Robert Wagner and Joanne Woodward run around in the 1956 thriller, “A Kiss Before Dying,” but the real star is midcentury Modern Tucson, Arizona, presented in supersaturated technicolor and Cinemascope.
Downtown Tucson stands in as Lufton dominated by its towering “City Hall,” in reality the Valley National Bank Building, tallest in Tucson when the movie was filmed.
Bud Corliss (Robert Wagner) takes his pregnant would-be bride, Dorothy Kingship (Joanne Woodward) -daughter of the richest man in town- down to “City Hall” to get married. But wait, Bud’s a cad and chuck’s her off the roof instead after a great Cinemascope panorama from the top of the Valley National Bank Building.

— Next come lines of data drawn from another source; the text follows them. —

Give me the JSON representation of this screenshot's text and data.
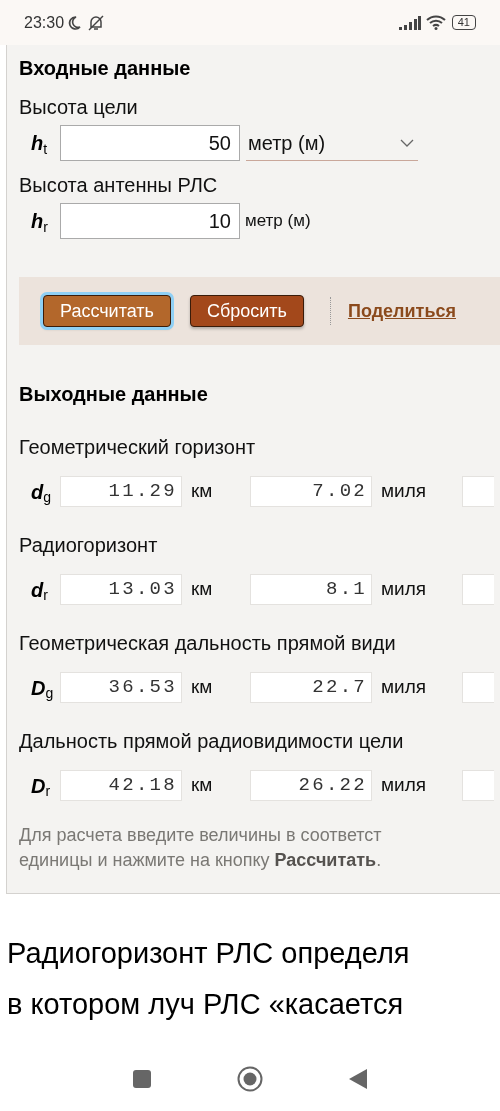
{
  "status_bar": {
    "time": "23:30",
    "battery": "41"
  },
  "input_section": {
    "title": "Входные данные",
    "fields": [
      {
        "label": "Высота цели",
        "symbol": {
          "letter": "h",
          "sub": "t"
        },
        "value": "50",
        "unit": "метр (м)",
        "kind": "select"
      },
      {
        "label": "Высота антенны РЛС",
        "symbol": {
          "letter": "h",
          "sub": "r"
        },
        "value": "10",
        "unit": "метр (м)",
        "kind": "text"
      }
    ]
  },
  "actions": {
    "buttons": [
      {
        "label": "Рассчитать",
        "kind": "primary",
        "focused": true
      },
      {
        "label": "Сбросить",
        "kind": "secondary",
        "focused": false
      }
    ],
    "share_link": "Поделиться"
  },
  "output_section": {
    "title": "Выходные данные",
    "results": [
      {
        "label": "Геометрический горизонт",
        "symbol": {
          "letter": "d",
          "sub": "g"
        },
        "values": [
          {
            "value": "11.29",
            "unit": "км"
          },
          {
            "value": "7.02",
            "unit": "миля"
          }
        ]
      },
      {
        "label": "Радиогоризонт",
        "symbol": {
          "letter": "d",
          "sub": "r"
        },
        "values": [
          {
            "value": "13.03",
            "unit": "км"
          },
          {
            "value": "8.1",
            "unit": "миля"
          }
        ]
      },
      {
        "label": "Геометрическая дальность прямой види",
        "symbol": {
          "letter": "D",
          "sub": "g"
        },
        "values": [
          {
            "value": "36.53",
            "unit": "км"
          },
          {
            "value": "22.7",
            "unit": "миля"
          }
        ]
      },
      {
        "label": "Дальность прямой радиовидимости цели",
        "symbol": {
          "letter": "D",
          "sub": "r"
        },
        "values": [
          {
            "value": "42.18",
            "unit": "км"
          },
          {
            "value": "26.22",
            "unit": "миля"
          }
        ]
      }
    ]
  },
  "note": [
    "Для расчета введите величины в соответст",
    "единицы и нажмите на кнопку **Рассчитать**."
  ],
  "article": [
    "Радиогоризонт РЛС определя",
    "в котором луч РЛС «касается"
  ]
}
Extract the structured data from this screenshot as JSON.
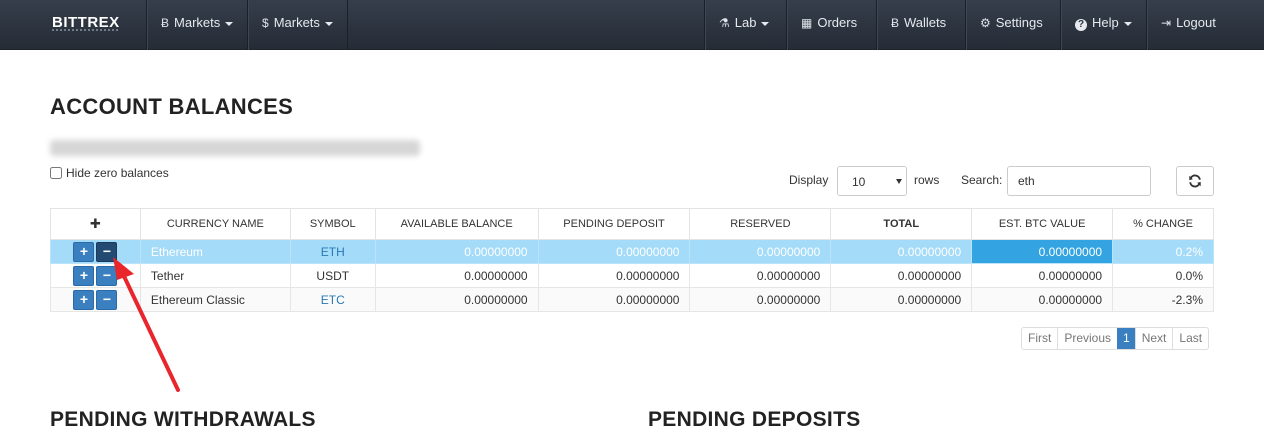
{
  "navbar": {
    "brand": "BITTREX",
    "left_items": [
      {
        "icon": "bitcoin-icon",
        "glyph": "Ƀ",
        "label": "Markets"
      },
      {
        "icon": "dollar-icon",
        "glyph": "$",
        "label": "Markets"
      }
    ],
    "right_items": [
      {
        "icon": "flask-icon",
        "glyph": "⚗",
        "label": "Lab"
      },
      {
        "icon": "calendar-icon",
        "glyph": "▦",
        "label": "Orders"
      },
      {
        "icon": "bitcoin-icon",
        "glyph": "Ƀ",
        "label": "Wallets"
      },
      {
        "icon": "gear-icon",
        "glyph": "⚙",
        "label": "Settings"
      },
      {
        "icon": "help-icon",
        "glyph": "?",
        "label": "Help"
      },
      {
        "icon": "logout-icon",
        "glyph": "⇥",
        "label": "Logout"
      }
    ]
  },
  "page": {
    "title": "ACCOUNT BALANCES",
    "hide_zero_label": "Hide zero balances"
  },
  "controls": {
    "display_label": "Display",
    "display_value": "10",
    "rows_label": "rows",
    "search_label": "Search:",
    "search_value": "eth"
  },
  "table": {
    "ctrl_header": "✚",
    "headers": [
      "CURRENCY NAME",
      "SYMBOL",
      "AVAILABLE BALANCE",
      "PENDING DEPOSIT",
      "RESERVED",
      "TOTAL",
      "EST. BTC VALUE",
      "% CHANGE"
    ],
    "rows": [
      {
        "name": "Ethereum",
        "symbol": "ETH",
        "available": "0.00000000",
        "pending": "0.00000000",
        "reserved": "0.00000000",
        "total": "0.00000000",
        "btc": "0.00000000",
        "change": "0.2%"
      },
      {
        "name": "Tether",
        "symbol": "USDT",
        "available": "0.00000000",
        "pending": "0.00000000",
        "reserved": "0.00000000",
        "total": "0.00000000",
        "btc": "0.00000000",
        "change": "0.0%"
      },
      {
        "name": "Ethereum Classic",
        "symbol": "ETC",
        "available": "0.00000000",
        "pending": "0.00000000",
        "reserved": "0.00000000",
        "total": "0.00000000",
        "btc": "0.00000000",
        "change": "-2.3%"
      }
    ]
  },
  "pagination": {
    "first": "First",
    "previous": "Previous",
    "current": "1",
    "next": "Next",
    "last": "Last"
  },
  "sections": {
    "withdrawals": "PENDING WITHDRAWALS",
    "deposits": "PENDING DEPOSITS"
  },
  "colors": {
    "navbar": "#2c3440",
    "accent": "#3a7fc0",
    "selected_row": "#a3dbf9",
    "annotation_arrow": "#e8262b"
  }
}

The Tucson-bordering Santa Catalina Mountains backdrop the far shots in “A Kiss Before Dying,” which includes a nighttime stop at the neon-draped Broadway Village Drug store. Bud walks Dory over to the low-walled side of the Valley National Bank Building roof to “see the campus” before sending his pregnant problem to the sidewalk.

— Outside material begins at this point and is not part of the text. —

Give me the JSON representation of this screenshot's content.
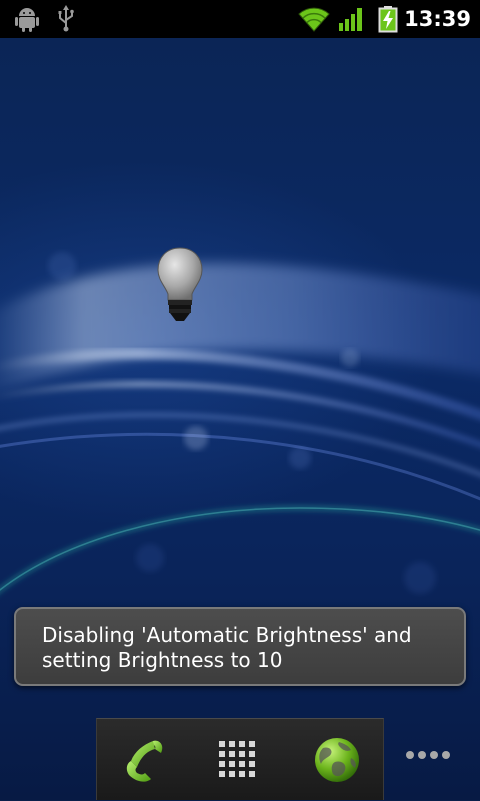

Cinemascope movies played like travelogues with the plot showcasing local landmarks all over town. It was expected -if not required- for movies shot in famous places like San Francisco, New York, Paris and Rome, but Tucson gets the same treatment in “A Kiss Before Dying” despite its identity being subsumed under the fictious name “Lufton.” The spectacular Pima County Courthouse as does a fountain at the Southern Pacific Depot, the Carnegie Free Library, and the University of Arizona Main Gate where Bud mails Dory’s phony suicide letter.
Bud realizes getting mining magnate Leo Kingship’s daughter pregnant and then killing her is no way to get to the old man’s millions, so he goes to Plan B and starts dating Dory’s sister, Ellen. Only this time, he keeps it in his pants and makes it all the way to the Kingship compound as the beloved future son in-law. The Kingship home is actually the El Dorado Lodge a dude ranch for wealthy Jews from Chicago and Los Angeles who after being excluded from the average run-of-the-mill Arizona dude ranches decided to build their own, a better one, one with a sunken Italian garden.
Visual highlights in “A Kiss Before Dying” include cool, neon-drenched bars like the Esquire Club, the Brown Jug (formerly at 431 E. Grant Road), and especially Pago Pago tiki lounge, heavily remodeled but still standing in Tucson’s Miracle Mile Historic District at 2201 N. Oracle Road.
Created by husband-and-wife tiki lounge designers Clif and Lou Sawyer, Tucson’s Pago Pago opened in 1947. Phil Kessler ran the Pago Pago before moving on to other Tucson nightclubs like the Twin Flames and El Tanque. Ach Bleakley (left), transplant from Pennsylvania, owned the Pago Pago and its parrot and monkey cages when “A Kiss Before Dying” was filmed there in 1956.